ILC NewsLine
Algorithms Flow at Detector Simulation Workshop

Full event reconstruction with a particle flow algorithm.

Last month in Boulder, Colorado, about 30 scientists shared ideas and worked together on software problems at the American Linear Collider Physics Group Detector Simulation Workshop.

"This was a software mini-workshop.", said SLAC's Norman Graf who was a member of the workshop's Organizing Committee, together with Uriel Nauenberg and Stephen Wagner of the University of Colorado and Anthony Johnson of SLAC. "The goal is to provide an informal atmosphere for people to get together and exchange ideas. We try to get the experts together with the software users in an informal atmosphere, and ask questions, brainstorm and do some design work. This workshop was particularly nice because we had a large number of graduate and undergraduate students from the University of Colorado attend."


The Detector and Simulation working group within the American Linear Collider Physics Group (ALCPG) is currently developing simulation and event reconstruction software to be used in a generic linear collider detector work environment. "We have been tasked with an extremely ambitious goal to have complete simulation and reconstruction software working ten years before the machine is built.", Graf said. "A lot of experiments don't do that until right before the data arrives.
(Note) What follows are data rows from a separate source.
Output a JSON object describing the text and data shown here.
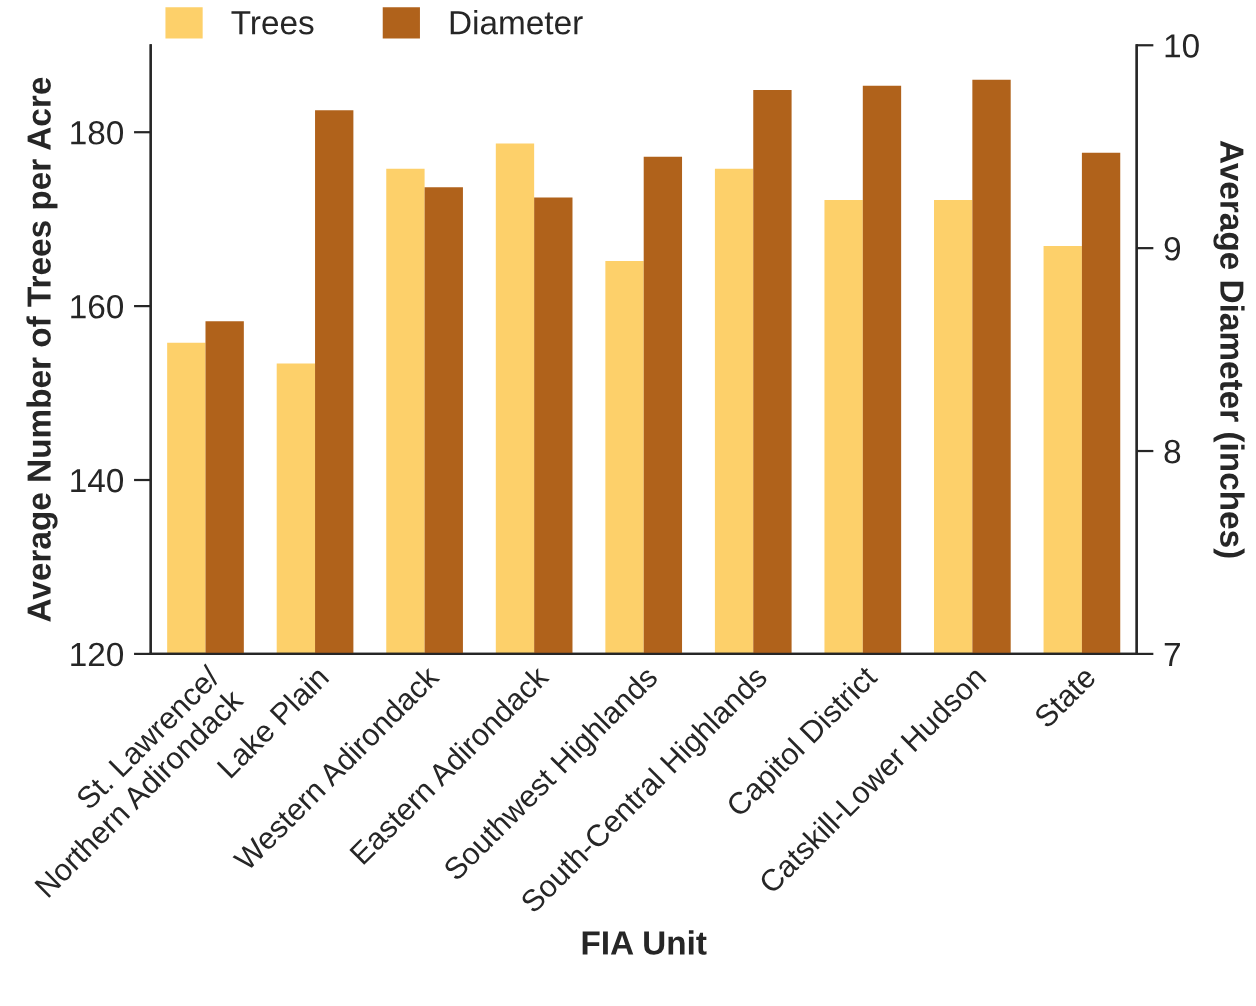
{
  "chart_data": {
    "type": "bar",
    "xlabel": "FIA Unit",
    "ylabel": "Average Number of Trees per Acre",
    "y2label": "Average Diameter (inches)",
    "categories": [
      "St. Lawrence/\nNorthern Adirondack",
      "Lake Plain",
      "Western Adirondack",
      "Eastern Adirondack",
      "Southwest Highlands",
      "South-Central Highlands",
      "Capitol District",
      "Catskill-Lower Hudson",
      "State"
    ],
    "series": [
      {
        "name": "Trees",
        "color": "#fdd06a",
        "values": [
          155.8,
          153.4,
          175.8,
          178.7,
          165.2,
          175.8,
          172.2,
          172.2,
          166.9
        ]
      },
      {
        "name": "Diameter",
        "color": "#b0621b",
        "axis": "y2",
        "values": [
          8.64,
          9.68,
          9.3,
          9.25,
          9.45,
          9.78,
          9.8,
          9.83,
          9.47
        ]
      }
    ],
    "ylim": [
      120,
      190
    ],
    "yticks": [
      120,
      140,
      160,
      180
    ],
    "y2lim": [
      7,
      10
    ],
    "y2ticks": [
      7,
      8,
      9,
      10
    ],
    "legend": "top left",
    "grid": false
  }
}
We are trying to design the detector using the results of the simulations. Our motivation is to build the best possible detector. This is a very expensive endeavor, and we want to squeeze the most physics out of it."

Collaborating with a group from SLAC, Steve Magill of Argonne National Laboratory, concentrates on matching hits in the detector with particle showers by using particle flow algorithms. Magill, who attended the workshop, uses these algorithms, along with the simulated data, to optimize the calorimeter detector for the ILC. "Traditional calorimeter designs have not taken advantage of the new opportunities that will be present at the ILC.", Magill said. "Because of the physics at the ILC, calorimeters can be constructed to provide much more precision in particle energy measurements than at existing and previous colliders. Our aim is to significantly improve the calorimeter performance to take advantage of the ILC e+e- collider environment, thus making much more precise measurements of jets using the combined calorimeter and tracking detectors in a particle flow algorithm."
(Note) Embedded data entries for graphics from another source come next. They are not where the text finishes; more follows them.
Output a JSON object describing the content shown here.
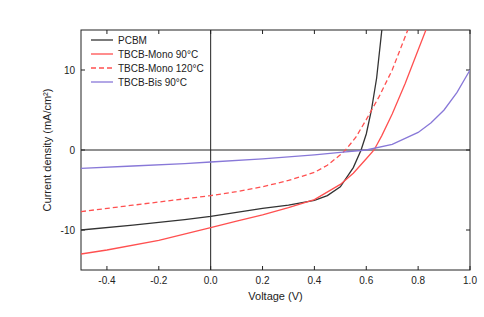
{
  "chart_data": {
    "type": "line",
    "x_label": "Voltage (V)",
    "y_label": "Current density (mA/cm²)",
    "xlim": [
      -0.5,
      1.0
    ],
    "xticks": [
      -0.4,
      -0.2,
      {
        "value": 0,
        "label": "0.0"
      },
      0.2,
      0.4,
      0.6,
      0.8,
      {
        "value": 1,
        "label": "1.0"
      }
    ],
    "ylim": [
      -15,
      15
    ],
    "yticks": [
      -10,
      0,
      10
    ],
    "grid": false,
    "legend": "upper left",
    "series": [
      {
        "name": "PCBM",
        "color": "#333333",
        "line_style": "solid",
        "x": [
          -0.5,
          -0.3,
          -0.1,
          0,
          0.1,
          0.2,
          0.3,
          0.4,
          0.45,
          0.5,
          0.55,
          0.58,
          0.6,
          0.62,
          0.64,
          0.66
        ],
        "values": [
          -10,
          -9.4,
          -8.7,
          -8.3,
          -7.8,
          -7.3,
          -6.9,
          -6.3,
          -5.7,
          -4.6,
          -2.2,
          0,
          2,
          5,
          9,
          15
        ]
      },
      {
        "name": "TBCB-Mono 90°C",
        "color": "#ff5050",
        "line_style": "solid",
        "x": [
          -0.5,
          -0.4,
          -0.2,
          0,
          0.1,
          0.2,
          0.3,
          0.4,
          0.5,
          0.55,
          0.6,
          0.63,
          0.66,
          0.7,
          0.75,
          0.8,
          0.83
        ],
        "values": [
          -13,
          -12.5,
          -11.3,
          -9.7,
          -8.9,
          -8.1,
          -7.2,
          -6.2,
          -4.3,
          -2.9,
          -1.1,
          0,
          1.8,
          4.5,
          8.3,
          12.5,
          15
        ]
      },
      {
        "name": "TBCB-Mono 120°C",
        "color": "#ff5050",
        "line_style": "dashed",
        "x": [
          -0.5,
          -0.3,
          -0.2,
          0,
          0.1,
          0.2,
          0.3,
          0.4,
          0.45,
          0.5,
          0.52,
          0.56,
          0.6,
          0.65,
          0.7,
          0.76
        ],
        "values": [
          -7.7,
          -6.9,
          -6.5,
          -5.7,
          -5.2,
          -4.6,
          -3.8,
          -2.8,
          -1.9,
          -0.6,
          0,
          1.6,
          3.8,
          6.7,
          10,
          15
        ]
      },
      {
        "name": "TBCB-Bis 90°C",
        "color": "#8878d8",
        "line_style": "solid",
        "x": [
          -0.5,
          -0.3,
          -0.1,
          0,
          0.2,
          0.4,
          0.5,
          0.6,
          0.7,
          0.8,
          0.85,
          0.9,
          0.95,
          1.0
        ],
        "values": [
          -2.3,
          -2,
          -1.7,
          -1.5,
          -1.1,
          -0.6,
          -0.3,
          0,
          0.7,
          2.2,
          3.4,
          5,
          7.2,
          10
        ]
      }
    ]
  }
}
These particle flow algorithms are meant to link the hits in the calorimeter to both charged and neutral particles. Magill compares it to putting a very complicated puzzle together. "We have to rely on simulations to show that the algorithm works.", he said. "We are excited about the possibilities of calorimeter optimization at the ILC, and we are developing and using particle flow algorithms to achieve this."
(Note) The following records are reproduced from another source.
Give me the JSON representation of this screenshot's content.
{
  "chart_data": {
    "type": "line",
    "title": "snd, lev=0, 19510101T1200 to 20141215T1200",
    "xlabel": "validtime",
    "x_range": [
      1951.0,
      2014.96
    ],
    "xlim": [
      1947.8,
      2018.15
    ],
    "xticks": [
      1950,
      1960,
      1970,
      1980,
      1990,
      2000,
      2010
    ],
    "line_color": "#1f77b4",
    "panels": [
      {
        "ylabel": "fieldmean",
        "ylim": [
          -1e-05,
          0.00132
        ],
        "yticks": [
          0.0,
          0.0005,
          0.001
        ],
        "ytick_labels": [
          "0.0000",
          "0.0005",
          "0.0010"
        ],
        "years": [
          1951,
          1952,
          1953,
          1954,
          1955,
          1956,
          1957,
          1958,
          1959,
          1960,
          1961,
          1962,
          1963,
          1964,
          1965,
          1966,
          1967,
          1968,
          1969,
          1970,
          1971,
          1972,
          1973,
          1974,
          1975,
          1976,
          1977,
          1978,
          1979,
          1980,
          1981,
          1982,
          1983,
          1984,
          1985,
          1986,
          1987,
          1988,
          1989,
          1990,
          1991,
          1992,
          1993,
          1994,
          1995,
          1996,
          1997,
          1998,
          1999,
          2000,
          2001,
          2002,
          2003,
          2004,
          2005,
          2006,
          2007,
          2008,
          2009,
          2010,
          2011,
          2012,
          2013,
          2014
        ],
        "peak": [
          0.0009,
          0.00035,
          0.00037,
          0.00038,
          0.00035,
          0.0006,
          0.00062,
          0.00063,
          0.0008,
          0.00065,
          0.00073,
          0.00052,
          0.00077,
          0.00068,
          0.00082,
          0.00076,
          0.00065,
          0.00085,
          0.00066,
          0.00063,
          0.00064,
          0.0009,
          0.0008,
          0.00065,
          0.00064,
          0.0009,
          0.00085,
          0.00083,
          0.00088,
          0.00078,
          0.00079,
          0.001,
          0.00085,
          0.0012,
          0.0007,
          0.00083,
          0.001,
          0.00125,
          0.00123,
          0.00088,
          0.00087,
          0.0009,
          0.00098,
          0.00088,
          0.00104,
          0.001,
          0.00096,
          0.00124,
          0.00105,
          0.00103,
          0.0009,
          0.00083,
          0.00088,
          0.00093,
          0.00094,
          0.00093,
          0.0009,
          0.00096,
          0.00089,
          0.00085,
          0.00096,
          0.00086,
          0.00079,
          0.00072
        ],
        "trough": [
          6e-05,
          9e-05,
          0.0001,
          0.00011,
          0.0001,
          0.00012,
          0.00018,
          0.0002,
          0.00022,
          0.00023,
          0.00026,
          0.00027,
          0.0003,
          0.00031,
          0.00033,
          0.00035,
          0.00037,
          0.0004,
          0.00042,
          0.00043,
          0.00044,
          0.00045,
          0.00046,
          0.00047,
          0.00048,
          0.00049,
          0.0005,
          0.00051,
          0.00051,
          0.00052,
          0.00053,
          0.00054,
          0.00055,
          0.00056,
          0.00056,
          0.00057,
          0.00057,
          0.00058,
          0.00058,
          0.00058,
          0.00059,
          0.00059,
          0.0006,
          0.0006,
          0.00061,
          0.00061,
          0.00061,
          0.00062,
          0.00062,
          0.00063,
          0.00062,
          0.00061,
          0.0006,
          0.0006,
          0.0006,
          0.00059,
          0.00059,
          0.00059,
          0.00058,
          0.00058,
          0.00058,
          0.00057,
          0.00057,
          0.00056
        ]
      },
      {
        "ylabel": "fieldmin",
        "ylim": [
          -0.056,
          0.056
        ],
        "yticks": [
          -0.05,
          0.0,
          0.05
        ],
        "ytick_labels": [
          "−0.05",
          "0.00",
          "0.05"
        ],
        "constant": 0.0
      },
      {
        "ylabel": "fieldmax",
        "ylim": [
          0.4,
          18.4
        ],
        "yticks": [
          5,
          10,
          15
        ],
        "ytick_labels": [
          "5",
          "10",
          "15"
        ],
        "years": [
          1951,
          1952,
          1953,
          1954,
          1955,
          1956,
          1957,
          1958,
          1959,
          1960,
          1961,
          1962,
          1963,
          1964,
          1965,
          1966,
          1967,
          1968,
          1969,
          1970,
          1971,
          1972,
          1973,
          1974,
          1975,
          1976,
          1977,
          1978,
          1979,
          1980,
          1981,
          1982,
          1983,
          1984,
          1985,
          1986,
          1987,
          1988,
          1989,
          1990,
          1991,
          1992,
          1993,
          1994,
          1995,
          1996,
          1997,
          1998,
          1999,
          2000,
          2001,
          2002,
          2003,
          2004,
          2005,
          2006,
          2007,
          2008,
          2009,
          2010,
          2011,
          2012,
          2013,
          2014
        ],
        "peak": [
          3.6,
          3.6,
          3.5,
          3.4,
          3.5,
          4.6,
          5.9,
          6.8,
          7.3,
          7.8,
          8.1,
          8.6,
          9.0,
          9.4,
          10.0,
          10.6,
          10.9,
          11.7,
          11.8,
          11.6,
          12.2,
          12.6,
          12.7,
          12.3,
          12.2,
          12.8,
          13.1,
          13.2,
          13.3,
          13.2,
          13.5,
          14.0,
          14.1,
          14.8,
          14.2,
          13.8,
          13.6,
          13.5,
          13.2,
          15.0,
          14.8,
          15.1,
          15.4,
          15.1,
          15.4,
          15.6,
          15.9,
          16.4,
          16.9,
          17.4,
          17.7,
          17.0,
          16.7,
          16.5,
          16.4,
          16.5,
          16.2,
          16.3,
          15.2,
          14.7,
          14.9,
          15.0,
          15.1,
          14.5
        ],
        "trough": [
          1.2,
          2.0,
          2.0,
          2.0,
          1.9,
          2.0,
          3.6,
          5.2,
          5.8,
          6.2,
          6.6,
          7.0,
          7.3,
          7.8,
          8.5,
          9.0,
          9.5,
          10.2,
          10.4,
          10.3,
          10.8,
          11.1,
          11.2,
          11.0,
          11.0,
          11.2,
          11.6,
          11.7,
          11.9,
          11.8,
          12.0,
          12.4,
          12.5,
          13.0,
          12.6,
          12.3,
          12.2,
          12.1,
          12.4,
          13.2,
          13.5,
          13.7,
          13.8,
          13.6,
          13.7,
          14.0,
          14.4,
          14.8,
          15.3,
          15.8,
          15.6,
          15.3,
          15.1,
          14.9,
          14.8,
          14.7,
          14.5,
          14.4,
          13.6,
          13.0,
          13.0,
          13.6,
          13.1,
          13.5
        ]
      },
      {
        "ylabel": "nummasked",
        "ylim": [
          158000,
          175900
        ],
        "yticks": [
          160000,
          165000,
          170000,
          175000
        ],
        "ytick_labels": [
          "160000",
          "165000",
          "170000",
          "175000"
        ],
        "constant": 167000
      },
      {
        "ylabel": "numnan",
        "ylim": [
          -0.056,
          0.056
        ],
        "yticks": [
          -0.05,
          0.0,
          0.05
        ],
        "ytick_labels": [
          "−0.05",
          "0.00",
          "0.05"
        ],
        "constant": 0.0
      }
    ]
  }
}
The next software mini-workshop will be on 4-6 April 2006 in Cambridge, England. Argonne is also hosting CALOR2006, the 12 th International Conference on Calorimetry in High Energy Physics, on 5-9 June 2006 in Chicago, USA.

-- Elizabeth Clements
Rather than planning a lot of talks, the organizers designed the detector simulation workshop so that the attendees had a lot of time to work on problems together. A real blackboard even got used during the workshop.